D. 	Understanding the Results:
==================================

Globals are identified through square brackets. So, 

	[x]    represents the global variable x. 
	[#123] represents a heap object with (abstract)
	       heap address 123.

NOTE: there is one specific "global variable",
namely: 
	"$" (our representation of unknown shared memory).

The information computed for global variables in file 
ThreadMayMutex.a lists all pairs of "abstract thread id"s and
sets of mutexes hold when writing to this variable. Thus,

	[x] = (main: HMA_Ri_MutexMcdu)

... means that variable x is written to by the main thread with 
where the mutex "HMA_Ri_MutexMcdu" holds.

If the result is:

	[x] = (main <1, 2>: HMA_Ri_MutexMcdu), (2: ) 

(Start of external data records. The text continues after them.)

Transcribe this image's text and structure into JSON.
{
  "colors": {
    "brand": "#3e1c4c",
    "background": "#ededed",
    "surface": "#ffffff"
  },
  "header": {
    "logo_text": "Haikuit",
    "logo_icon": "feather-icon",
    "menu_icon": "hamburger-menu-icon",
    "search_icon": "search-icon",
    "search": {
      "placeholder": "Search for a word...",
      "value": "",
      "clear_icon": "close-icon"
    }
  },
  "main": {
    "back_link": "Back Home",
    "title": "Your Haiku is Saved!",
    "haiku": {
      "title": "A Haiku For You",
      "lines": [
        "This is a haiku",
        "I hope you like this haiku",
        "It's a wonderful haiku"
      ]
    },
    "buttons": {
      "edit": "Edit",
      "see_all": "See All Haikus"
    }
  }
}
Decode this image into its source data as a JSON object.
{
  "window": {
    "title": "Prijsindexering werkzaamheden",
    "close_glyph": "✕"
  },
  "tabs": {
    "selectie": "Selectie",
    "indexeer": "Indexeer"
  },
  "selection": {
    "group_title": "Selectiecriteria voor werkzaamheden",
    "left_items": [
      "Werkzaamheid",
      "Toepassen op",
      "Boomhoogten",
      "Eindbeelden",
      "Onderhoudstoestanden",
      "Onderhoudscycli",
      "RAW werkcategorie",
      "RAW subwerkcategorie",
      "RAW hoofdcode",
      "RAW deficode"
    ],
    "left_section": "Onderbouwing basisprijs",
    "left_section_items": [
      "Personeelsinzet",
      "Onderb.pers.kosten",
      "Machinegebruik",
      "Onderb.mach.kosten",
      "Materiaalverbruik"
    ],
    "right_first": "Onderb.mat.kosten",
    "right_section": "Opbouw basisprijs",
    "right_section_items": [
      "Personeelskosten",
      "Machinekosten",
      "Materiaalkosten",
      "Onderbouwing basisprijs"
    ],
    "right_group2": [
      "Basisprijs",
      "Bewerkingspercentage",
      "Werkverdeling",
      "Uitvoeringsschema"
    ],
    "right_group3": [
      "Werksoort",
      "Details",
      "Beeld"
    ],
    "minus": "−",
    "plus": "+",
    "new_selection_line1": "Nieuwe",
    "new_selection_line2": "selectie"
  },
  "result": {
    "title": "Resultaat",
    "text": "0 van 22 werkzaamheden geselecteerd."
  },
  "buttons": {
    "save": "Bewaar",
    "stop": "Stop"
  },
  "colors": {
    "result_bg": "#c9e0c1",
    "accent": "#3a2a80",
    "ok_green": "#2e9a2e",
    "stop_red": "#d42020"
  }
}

... then the access of main occurs **after creation** of threads 1 and 2,
while the write access by thread 2 is not protected by a mutex 
(-> potential data-race!)

NOTE: Thread id's are invented by the analyzer according to the creation point 
and local state of the thread. In particular, for accesses of the main thread, 
we additionally record which threads already have been created by main.
Thus, we do not flag a warning if the main thread performs an unprotected access to
a variable before a competing thread has been created.

The information computed for global variables in file base.txt describes all what 
the analyzer could find out about the potential values of variables. So, we have 
representations for int's, references, arrays and structs/unions.  Perhaps, this 
part of the information is not of so much value to you - besides for checking how 
smart/dull our analyzer is or, even, where it is WRONG ...

In particular, our information about int values takes one of the following forms:

	<+ 42 +>  		// definite value 42
	<- 0 5 9 ->		// excluded list of values


In principle, besides these much more warnings could pop up. 
Here is kind of a list of situations where (currently) warnings 
are issued:

** if a a created thread receives a reference to local variables
   of the calling thread (occurs in one of your benchmarks :-);

** if an assignment has to be processed where the lval (address)
   of the left-hand side cannot be determined by the analyzer;

** a similar warning in case of reference parameters of
   unknown functions;

** a similar warning in case of calls to unknown functions.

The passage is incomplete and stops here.